The only thing that is see wrong with his is his front knees. Not sure exactly what it is though...


----------



## appylover31803 (Sep 18, 2007)

i noticed his knee too. Other than that he looks lovely


----------



## Kyani (Apr 30, 2007)

He looks a decent sort. Nice head/neck/shoulder. Neck set a little low for my taste but I suppose good for HUS/western disciplines.

He IS very over at the knee, which would be my major worry, since he's young so it's unlikely to be from overwork and more of a conformational issue. Unless he has been SERIOUSLY overworked in his short life which is of course a worry in itself. His hindlegs are also weak, sickle-hocked and with upright pasterns, but not the worst ever ever.

I'm also not a huge fan of his behind, but that could be mostly lack of muscling.

EDIT: Just to say he does like SLIGHTLY over at the knee in thr 2yr old pic, but no where near as bad as now, so something has worsened it, but probably because he was born with the tendency to go that way.

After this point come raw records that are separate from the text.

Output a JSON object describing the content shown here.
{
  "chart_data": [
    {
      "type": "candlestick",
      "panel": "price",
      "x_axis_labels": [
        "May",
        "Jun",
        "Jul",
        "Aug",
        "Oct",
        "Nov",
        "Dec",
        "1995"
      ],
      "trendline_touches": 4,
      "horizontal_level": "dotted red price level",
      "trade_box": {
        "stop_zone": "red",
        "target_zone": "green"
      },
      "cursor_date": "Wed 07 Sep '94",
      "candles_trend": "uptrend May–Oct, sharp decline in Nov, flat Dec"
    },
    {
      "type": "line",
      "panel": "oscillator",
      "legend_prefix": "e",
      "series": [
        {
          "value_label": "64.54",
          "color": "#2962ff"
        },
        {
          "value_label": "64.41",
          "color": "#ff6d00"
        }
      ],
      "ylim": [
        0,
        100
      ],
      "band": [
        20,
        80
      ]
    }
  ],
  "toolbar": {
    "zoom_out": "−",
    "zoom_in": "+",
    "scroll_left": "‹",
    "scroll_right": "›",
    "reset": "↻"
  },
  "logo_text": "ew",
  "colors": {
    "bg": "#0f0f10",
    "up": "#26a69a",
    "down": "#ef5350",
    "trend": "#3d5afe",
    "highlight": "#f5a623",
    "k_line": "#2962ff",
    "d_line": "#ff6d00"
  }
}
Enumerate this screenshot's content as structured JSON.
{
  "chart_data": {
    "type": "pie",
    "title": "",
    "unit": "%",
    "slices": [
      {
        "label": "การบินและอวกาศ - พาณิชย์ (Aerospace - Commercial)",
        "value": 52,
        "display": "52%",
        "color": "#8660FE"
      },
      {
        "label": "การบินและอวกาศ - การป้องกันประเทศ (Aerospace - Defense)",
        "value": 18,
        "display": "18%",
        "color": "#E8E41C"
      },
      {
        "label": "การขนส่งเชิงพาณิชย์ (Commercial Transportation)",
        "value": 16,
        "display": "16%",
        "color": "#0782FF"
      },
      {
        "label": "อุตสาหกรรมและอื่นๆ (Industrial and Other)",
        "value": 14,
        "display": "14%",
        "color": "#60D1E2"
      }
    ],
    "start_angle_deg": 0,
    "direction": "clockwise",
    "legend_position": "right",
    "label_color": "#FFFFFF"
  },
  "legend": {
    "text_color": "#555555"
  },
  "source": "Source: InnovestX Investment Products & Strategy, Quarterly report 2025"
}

Also, are you sure that's the same horse! How different is his colour - wow!


----------



## BluMagic (Sep 23, 2007)

Something about the neck and shoulder bugs me. ???


----------



## BluMagic (Sep 23, 2007)

Otherwise....






GORGEOUS!


----------



## mayfieldk (Mar 5, 2008)

They've said the knees, and the sickle-hocks... 
I wish his hocks would tie in a little lower, but that's just being picky. I don't love his shoulder... I like them on a 45 degree angle and his is a little upright--just a little. Like his neck, though I would like to see just a tad more muscling on the top line. He's very balanced, though, and not butt-high.


----------



## Kyani (Apr 30, 2007)

Out of interest, when was he backed? And do you have any pictures of him with a little more weight on?


----------



## sandsarita (Jan 20, 2008)

Thanks - he was backed as a 3yo. I don't have any pics with more weight on him - if we put anymore on him than it is in these pics it seems to go to his belly, and he has something called anhydrosis, ie he can't sweat, which makes it hard for him to keep weight on and you really don't want him to carry around excess at all. 

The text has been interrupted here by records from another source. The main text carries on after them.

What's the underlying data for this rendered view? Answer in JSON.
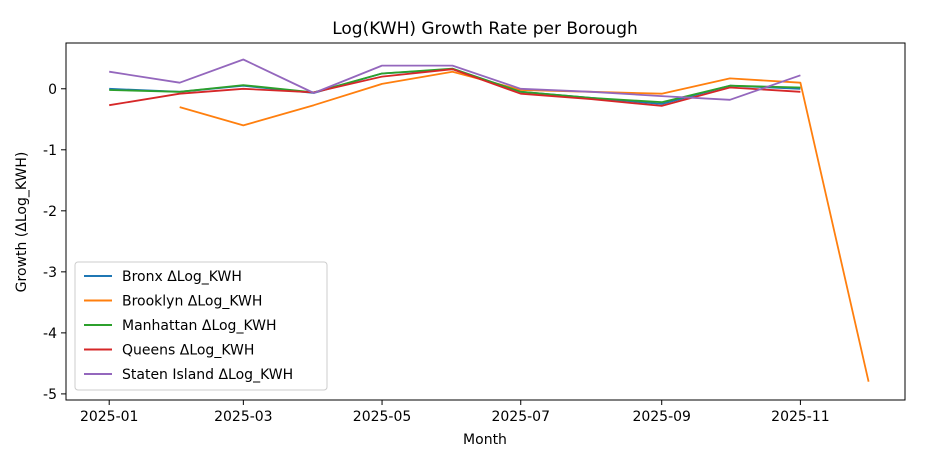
{
  "chart_data": {
    "type": "line",
    "title": "Log(KWH) Growth Rate per Borough",
    "xlabel": "Month",
    "ylabel": "Growth (ΔLog_KWH)",
    "x_ticks": [
      "2025-01",
      "2025-03",
      "2025-05",
      "2025-07",
      "2025-09",
      "2025-11"
    ],
    "y_ticks": [
      0,
      -1,
      -2,
      -3,
      -4,
      -5
    ],
    "y_tick_labels": [
      "0",
      "-1",
      "-2",
      "-3",
      "-4",
      "-5"
    ],
    "xlim": [
      "2024-12-13",
      "2025-12-17"
    ],
    "ylim": [
      -5.1,
      0.75
    ],
    "grid": false,
    "legend_position": "lower-left",
    "series": [
      {
        "name": "Bronx ΔLog_KWH",
        "color": "#1f77b4",
        "points": [
          [
            "2025-01-01",
            0.0
          ],
          [
            "2025-02-01",
            -0.05
          ],
          [
            "2025-03-01",
            0.05
          ],
          [
            "2025-04-01",
            -0.07
          ],
          [
            "2025-05-01",
            0.25
          ],
          [
            "2025-06-01",
            0.32
          ],
          [
            "2025-07-01",
            -0.05
          ],
          [
            "2025-08-01",
            -0.15
          ],
          [
            "2025-09-01",
            -0.25
          ],
          [
            "2025-10-01",
            0.05
          ],
          [
            "2025-11-01",
            0.0
          ]
        ]
      },
      {
        "name": "Brooklyn ΔLog_KWH",
        "color": "#ff7f0e",
        "points": [
          [
            "2025-02-01",
            -0.3
          ],
          [
            "2025-03-01",
            -0.6
          ],
          [
            "2025-04-01",
            -0.27
          ],
          [
            "2025-05-01",
            0.08
          ],
          [
            "2025-06-01",
            0.28
          ],
          [
            "2025-07-01",
            -0.02
          ],
          [
            "2025-08-01",
            -0.05
          ],
          [
            "2025-09-01",
            -0.08
          ],
          [
            "2025-10-01",
            0.17
          ],
          [
            "2025-11-01",
            0.1
          ],
          [
            "2025-12-01",
            -4.8
          ]
        ]
      },
      {
        "name": "Manhattan ΔLog_KWH",
        "color": "#2ca02c",
        "points": [
          [
            "2025-01-01",
            -0.02
          ],
          [
            "2025-02-01",
            -0.05
          ],
          [
            "2025-03-01",
            0.06
          ],
          [
            "2025-04-01",
            -0.06
          ],
          [
            "2025-05-01",
            0.25
          ],
          [
            "2025-06-01",
            0.33
          ],
          [
            "2025-07-01",
            -0.05
          ],
          [
            "2025-08-01",
            -0.15
          ],
          [
            "2025-09-01",
            -0.22
          ],
          [
            "2025-10-01",
            0.05
          ],
          [
            "2025-11-01",
            0.02
          ]
        ]
      },
      {
        "name": "Queens ΔLog_KWH",
        "color": "#d62728",
        "points": [
          [
            "2025-01-01",
            -0.27
          ],
          [
            "2025-02-01",
            -0.08
          ],
          [
            "2025-03-01",
            0.0
          ],
          [
            "2025-04-01",
            -0.06
          ],
          [
            "2025-05-01",
            0.2
          ],
          [
            "2025-06-01",
            0.32
          ],
          [
            "2025-07-01",
            -0.08
          ],
          [
            "2025-08-01",
            -0.17
          ],
          [
            "2025-09-01",
            -0.28
          ],
          [
            "2025-10-01",
            0.02
          ],
          [
            "2025-11-01",
            -0.05
          ]
        ]
      },
      {
        "name": "Staten Island ΔLog_KWH",
        "color": "#9467bd",
        "points": [
          [
            "2025-01-01",
            0.28
          ],
          [
            "2025-02-01",
            0.1
          ],
          [
            "2025-03-01",
            0.48
          ],
          [
            "2025-04-01",
            -0.07
          ],
          [
            "2025-05-01",
            0.38
          ],
          [
            "2025-06-01",
            0.38
          ],
          [
            "2025-07-01",
            0.0
          ],
          [
            "2025-08-01",
            -0.05
          ],
          [
            "2025-09-01",
            -0.12
          ],
          [
            "2025-10-01",
            -0.18
          ],
          [
            "2025-11-01",
            0.22
          ]
        ]
      }
    ]
  }
}
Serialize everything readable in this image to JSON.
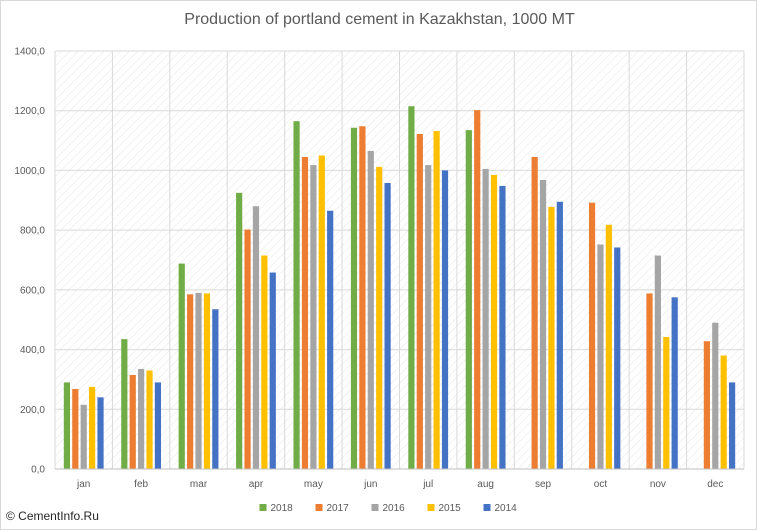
{
  "chart_data": {
    "type": "bar",
    "title": "Production of portland cement in Kazakhstan, 1000 MT",
    "xlabel": "",
    "ylabel": "",
    "ylim": [
      0,
      1400
    ],
    "yticks": [
      "0,0",
      "200,0",
      "400,0",
      "600,0",
      "800,0",
      "1000,0",
      "1200,0",
      "1400,0"
    ],
    "categories": [
      "jan",
      "feb",
      "mar",
      "apr",
      "may",
      "jun",
      "jul",
      "aug",
      "sep",
      "oct",
      "nov",
      "dec"
    ],
    "series": [
      {
        "name": "2018",
        "color": "#70ad47",
        "values": [
          290,
          435,
          688,
          925,
          1165,
          1143,
          1215,
          1135,
          null,
          null,
          null,
          null
        ]
      },
      {
        "name": "2017",
        "color": "#ed7d31",
        "values": [
          268,
          315,
          585,
          802,
          1045,
          1148,
          1122,
          1202,
          1045,
          892,
          588,
          428
        ]
      },
      {
        "name": "2016",
        "color": "#a5a5a5",
        "values": [
          215,
          335,
          590,
          880,
          1018,
          1065,
          1018,
          1005,
          968,
          752,
          715,
          490
        ]
      },
      {
        "name": "2015",
        "color": "#ffc000",
        "values": [
          275,
          330,
          588,
          715,
          1050,
          1012,
          1132,
          985,
          878,
          818,
          442,
          380
        ]
      },
      {
        "name": "2014",
        "color": "#4472c4",
        "values": [
          240,
          290,
          535,
          658,
          865,
          958,
          1000,
          948,
          895,
          742,
          575,
          290
        ]
      }
    ],
    "grid": true,
    "legend_position": "bottom"
  },
  "watermark": "© CementInfo.Ru"
}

As far as soundness goes, he has never had any issues with his legs - he is currently 9 and has been shown pretty hard.


----------



## .Delete. (Jan 7, 2008)

Well his stifle is very high, meaning he is downhill. His neck doesn't tie into his shoulder all too well, but thats nothing big. He has a goose rump. I disagree with Sickle Hocked. He isn't sickle hocked, he has perfect hocks, nice and straight. Proper hock angle. Normal pasturn slope. I would need a front view to correctly assume this but, he looks buck kneed. Possibly thats why you all are worrying about his knees, it looks like he is trying to support himself. Buck knees give that look.


----------



## FGRanch (Feb 9, 2008)

I agree that his hawks have a very nice angle.


----------



## sandsarita (Jan 20, 2008)

Here is a picture of him from the front. Sorry it is a proof from a show, but it's all I have.









And the two most recent photos from shows.


----------



## Abby (Nov 26, 2007)

It's almost like his cannon bone bows out on the front, strange.

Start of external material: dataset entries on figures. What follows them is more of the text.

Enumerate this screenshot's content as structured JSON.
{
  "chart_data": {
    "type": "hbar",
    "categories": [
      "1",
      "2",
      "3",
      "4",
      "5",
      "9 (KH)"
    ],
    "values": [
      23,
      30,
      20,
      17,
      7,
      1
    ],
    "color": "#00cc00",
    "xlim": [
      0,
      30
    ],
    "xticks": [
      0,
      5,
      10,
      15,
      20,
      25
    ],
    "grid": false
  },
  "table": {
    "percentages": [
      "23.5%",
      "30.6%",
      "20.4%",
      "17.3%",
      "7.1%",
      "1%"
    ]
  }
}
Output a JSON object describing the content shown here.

edit- He's darling though, his back feet are itty bitty cute.


----------



## .Delete. (Jan 7, 2008)

*Buck kneed*


----------



## appylover31803 (Sep 18, 2007)

.Delete. said:


> *Buck kneed*


what exactly is that?


----------



## .Delete. (Jan 7, 2008)

Commonly called "over at the knees". This is a forward deviation of the knee set too far forward in the horse's leg.


----------



## appylover31803 (Sep 18, 2007)

oh ok. I've heard of over the knee, just never buck kneed. Thanks Delete!


----------



## .Delete. (Jan 7, 2008)

Any time


----------



## my2geldings (Feb 18, 2008)

He actually looks like he is over at the knee.


----------



## .Delete. (Jan 7, 2008)

...Isn't that what i said...


----------



## FGRanch (Feb 9, 2008)

Delete maybe she just didn't read what you wrote. Sometimes it's best not to say anything at all.


----------



## Kyani (Apr 30, 2007)

Lots of people have said over at the knee, delete, and you weren't the first. Although you werethe first to call it buck kneed - thanks for explaining, I was never quite sure what that meant.


----------



## .Delete. (Jan 7, 2008)

Mhm


----------